Schrankenlos ist das neue Grundrecht aber nicht. Eingriffe für präventive Zwecke und zur Strafverfolgung sollen möglich sein, müssen aber auf einer verfassungsmäßigen gesetzlichen Grundlage beruhen. Dies hat das Gericht für die hauptsächlich angegriffene Gesetzesnorm nicht bestätigt sehen können.

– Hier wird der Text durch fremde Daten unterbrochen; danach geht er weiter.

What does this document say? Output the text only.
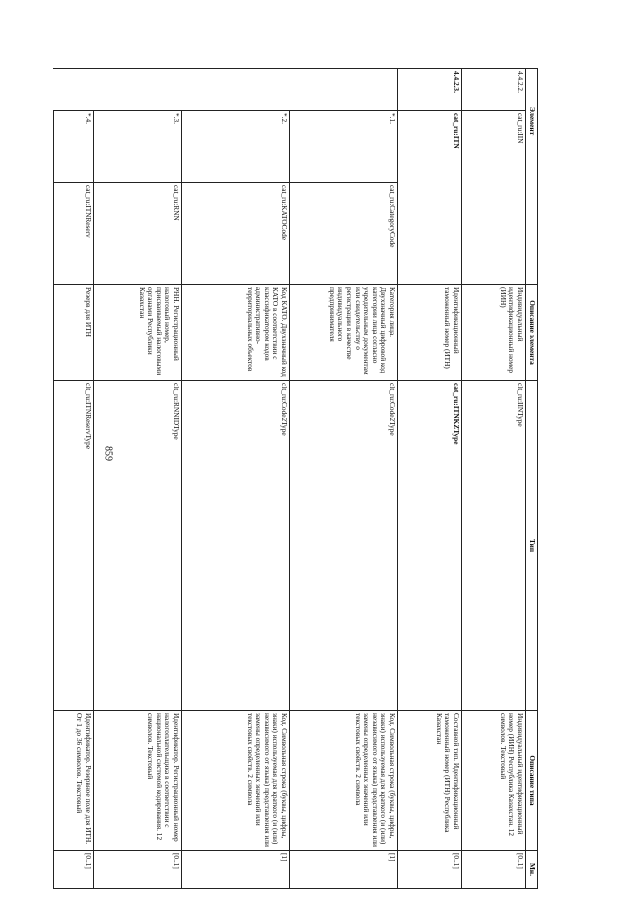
859
Элемент			Описание элемента	Тип	Описание типа	Мн.
4.4.2.2.	cat_ru:IIN		Индивидуальный идентификационный номер (ИИН)	clt_ru:IINType	Индивидуальный идентификационный номер (ИИН) Республика Казахстан. 12 символов. Текстовый	[0..1]
4.4.2.3.	cat_ru:ITN		Идентификационный таможенный номер (ИТН)	cat_ru:ITNKZType	Составной тип. Идентификационный таможенный номер (ИТН) Республика Казахстан	[0..1]
	*.1.	cat_ru:CategoryCode	Категория лица. Двухзначный цифровой код категории лица согласно учредительным документам или свидетельству о регистрации в качестве индивидуального предпринимателя	clt_ru:Code2Type	Код. Символьная строка (буквы, цифры, знаки) используемая для краткого (и (или) независимого от языка) представления или замены определенных значений или текстовых свойств. 2 символа	[1]
	*.2.	cat_ru:KATOCode	Код КАТО. Двухзначный код КАТО в соответствии с классификатором кодов административно-территориальных объектов	clt_ru:Code2Type	Код. Символьная строка (буквы, цифры, знаки) используемая для краткого (и (или) независимого от языка) представления или замены определенных значений или текстовых свойств. 2 символа	[1]
	*.3.	cat_ru:RNN	РНН. Регистрационный налоговый номер, присваиваемый налоговыми органами Республики Казахстан	clt_ru:RNNIDType	Идентификатор. Регистрационный номер налогоплательщика в соответствии с национальной системой кодирования. 12 символов. Текстовый	[0..1]
	*.4.	cat_ru:ITNReserv	Резерв для ИТН	clt_ru:ITNReservType	Идентификатор. Резервное поле для ИТН. От 1 до 36 символов. Текстовый	[0..1]
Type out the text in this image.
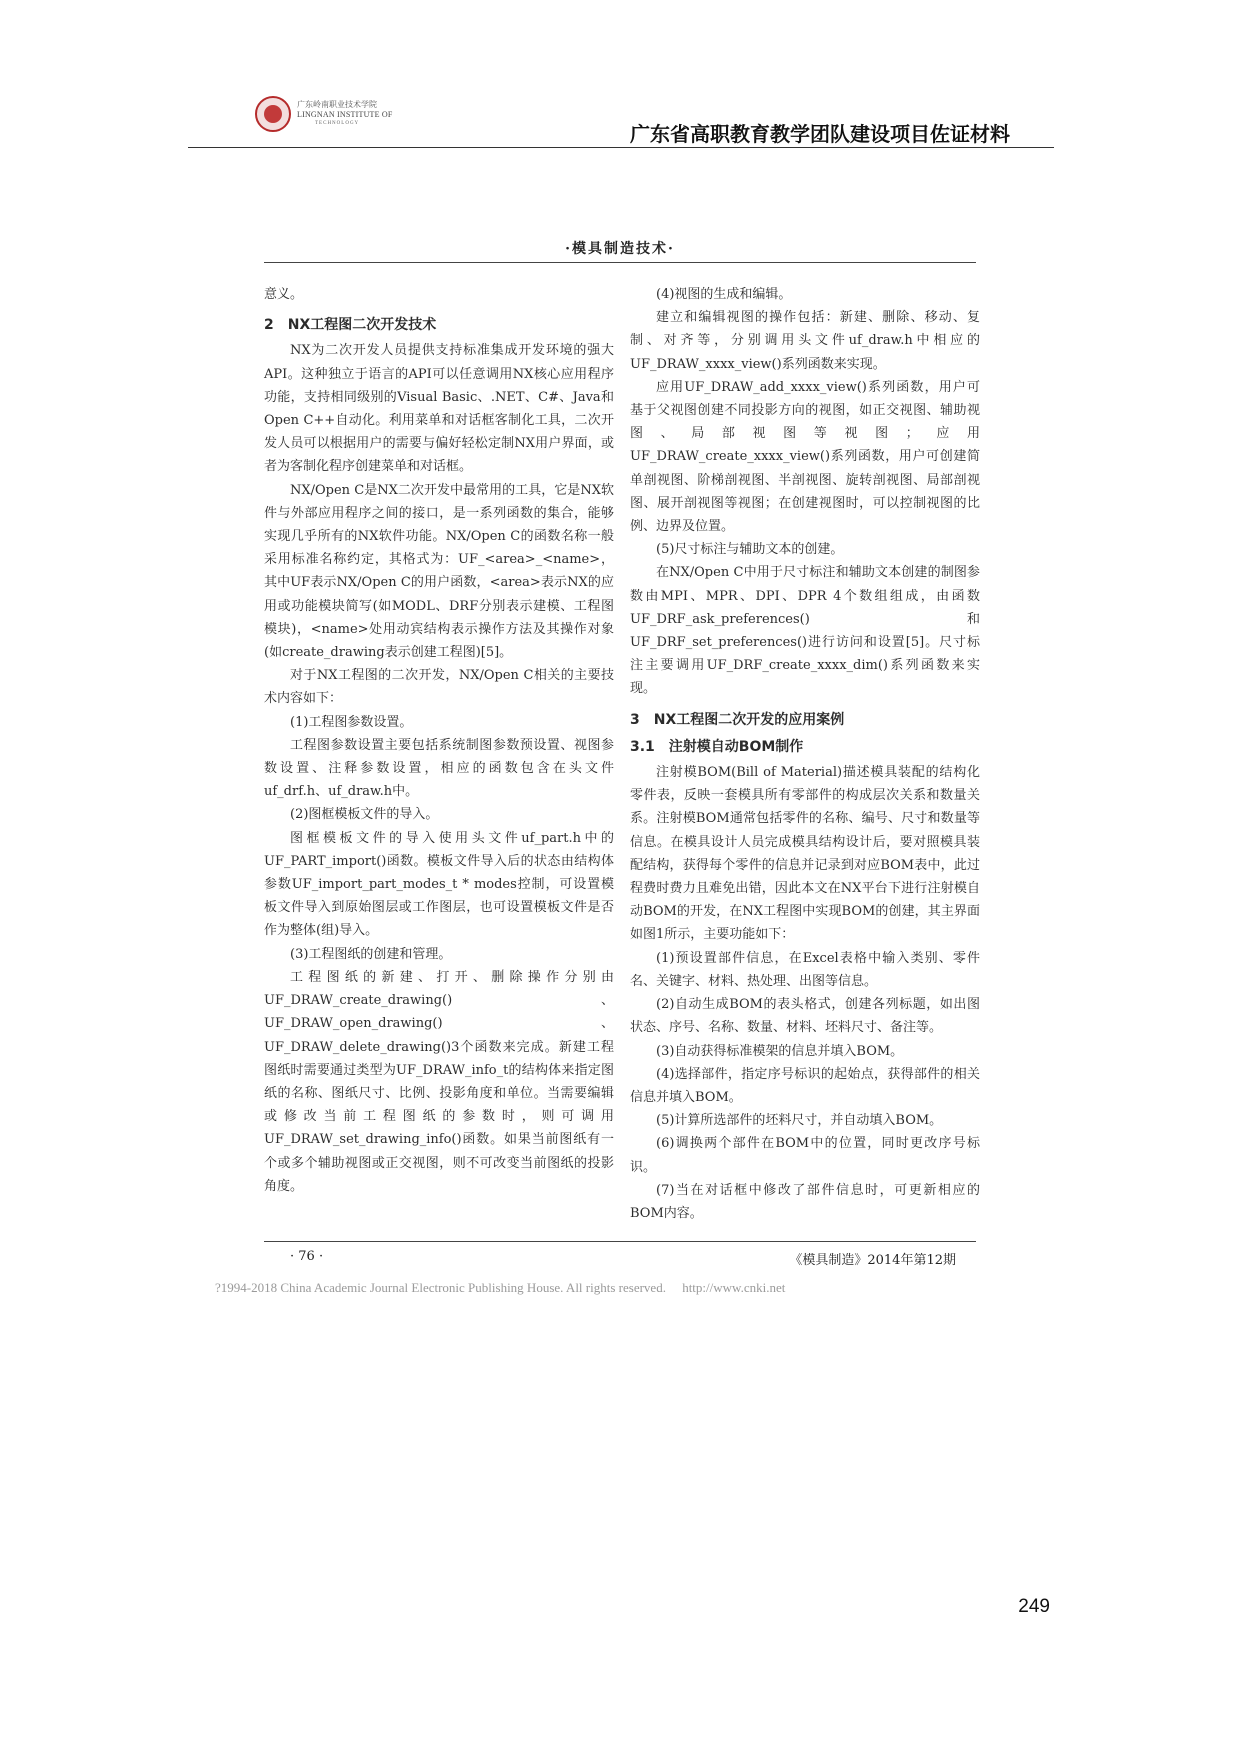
广东岭南职业技术学院
LINGNAN INSTITUTE OF
TECHNOLOGY	广东省高职教育教学团队建设项目佐证材料
·模具制造技术·

意义。

2　NX工程图二次开发技术

NX为二次开发人员提供支持标准集成开发环境的强大API。这种独立于语言的API可以任意调用NX核心应用程序功能，支持相同级别的Visual Basic、.NET、C#、Java和Open C++自动化。利用菜单和对话框客制化工具，二次开发人员可以根据用户的需要与偏好轻松定制NX用户界面，或者为客制化程序创建菜单和对话框。

NX/Open C是NX二次开发中最常用的工具，它是NX软件与外部应用程序之间的接口，是一系列函数的集合，能够实现几乎所有的NX软件功能。NX/Open C的函数名称一般采用标准名称约定，其格式为：UF_<area>_<name>，其中UF表示NX/Open C的用户函数，<area>表示NX的应用或功能模块简写(如MODL、DRF分别表示建模、工程图模块)，<name>处用动宾结构表示操作方法及其操作对象(如create_drawing表示创建工程图)[5]。

对于NX工程图的二次开发，NX/Open C相关的主要技术内容如下：

(1)工程图参数设置。

工程图参数设置主要包括系统制图参数预设置、视图参数设置、注释参数设置，相应的函数包含在头文件uf_drf.h、uf_draw.h中。

(2)图框模板文件的导入。

图框模板文件的导入使用头文件uf_part.h中的UF_PART_import()函数。模板文件导入后的状态由结构体参数UF_import_part_modes_t * modes控制，可设置模板文件导入到原始图层或工作图层，也可设置模板文件是否作为整体(组)导入。

(3)工程图纸的创建和管理。

工程图纸的新建、打开、删除操作分别由UF_DRAW_create_drawing()、UF_DRAW_open_drawing()、UF_DRAW_delete_drawing()3个函数来完成。新建工程图纸时需要通过类型为UF_DRAW_info_t的结构体来指定图纸的名称、图纸尺寸、比例、投影角度和单位。当需要编辑或修改当前工程图纸的参数时，则可调用UF_DRAW_set_drawing_info()函数。如果当前图纸有一个或多个辅助视图或正交视图，则不可改变当前图纸的投影角度。

(4)视图的生成和编辑。

建立和编辑视图的操作包括：新建、删除、移动、复制、对齐等，分别调用头文件uf_draw.h中相应的UF_DRAW_xxxx_view()系列函数来实现。

应用UF_DRAW_add_xxxx_view()系列函数，用户可基于父视图创建不同投影方向的视图，如正交视图、辅助视图、局部视图等视图；应用UF_DRAW_create_xxxx_view()系列函数，用户可创建简单剖视图、阶梯剖视图、半剖视图、旋转剖视图、局部剖视图、展开剖视图等视图；在创建视图时，可以控制视图的比例、边界及位置。

(5)尺寸标注与辅助文本的创建。

在NX/Open C中用于尺寸标注和辅助文本创建的制图参数由MPI、MPR、DPI、DPR 4个数组组成，由函数UF_DRF_ask_preferences()和UF_DRF_set_preferences()进行访问和设置[5]。尺寸标注主要调用UF_DRF_create_xxxx_dim()系列函数来实现。

3　NX工程图二次开发的应用案例

3.1　注射模自动BOM制作

注射模BOM(Bill of Material)描述模具装配的结构化零件表，反映一套模具所有零部件的构成层次关系和数量关系。注射模BOM通常包括零件的名称、编号、尺寸和数量等信息。在模具设计人员完成模具结构设计后，要对照模具装配结构，获得每个零件的信息并记录到对应BOM表中，此过程费时费力且难免出错，因此本文在NX平台下进行注射模自动BOM的开发，在NX工程图中实现BOM的创建，其主界面如图1所示，主要功能如下：

(1)预设置部件信息，在Excel表格中输入类别、零件名、关键字、材料、热处理、出图等信息。

(2)自动生成BOM的表头格式，创建各列标题，如出图状态、序号、名称、数量、材料、坯料尺寸、备注等。

(3)自动获得标准模架的信息并填入BOM。

(4)选择部件，指定序号标识的起始点，获得部件的相关信息并填入BOM。

(5)计算所选部件的坯料尺寸，并自动填入BOM。

(6)调换两个部件在BOM中的位置，同时更改序号标识。

(7)当在对话框中修改了部件信息时，可更新相应的BOM内容。

· 76 ·	《模具制造》2014年第12期
?1994-2018 China Academic Journal Electronic Publishing House. All rights reserved.　 http://www.cnki.net
249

Die überprüfte, weit gestrickte Gesetzesgrundlage ließ die Ausforschung "informationstechnischer Systeme" zu. Die NRW-Landesregierung hatte im Rahmen der Verhandlung immer wieder betont, dass es ihr damit gar nicht um heimliche Online-Durchsuchungen gehe. Vielmehr habe man die im Bund und anderen Bundesländern wie Bayern bereits durchgeführte "Quellen-Telekommunikationsüberwachung" auf eine eigene gesetzliche Grundlage stellen wollen. Mit der umstrittenen Maßnahme wird das Abhören der Internet-Telefonie direkt auf einem anvisierten Rechner vor dem möglichen Einsatz einer Verschlüsselung machbar, wobei offenbar auch Trojaner im Spiel sind. Der NRW-Bevollmächtigte Dirk Heckmann räumte nach kritischen Fragen der Verfassungsrichter aber ein, dass die Norm "suboptimal formuliert" und "konzeptionell noch nicht durchdacht" gewesen sei.

Geklagt hatte unter anderem der frühere Bundesinnenminister Gerhart Baum (FDP), der in den Netzbespitzelungen einen "schweren Grundrechtseingriff neuer Qualität" sieht. Betroffen seien das Grundrecht auf Unverletzlichkeit der Wohnung, das Fernmeldegeheimnis und das allgemeine Persönlichkeitsrecht. Da heutzutage auch höchstpersönliche Daten auf dem PC gespeichert seien, werde "tief in die Privatsphäre von Menschen» eingegriffen". Zu den Mitstreitern des Altliberalen gehören zwei weitere Rechtsanwälte, die Autorin Bettina Winsemann (alias Twister) und ein Mitglied der Linkspartei Karlsruhe.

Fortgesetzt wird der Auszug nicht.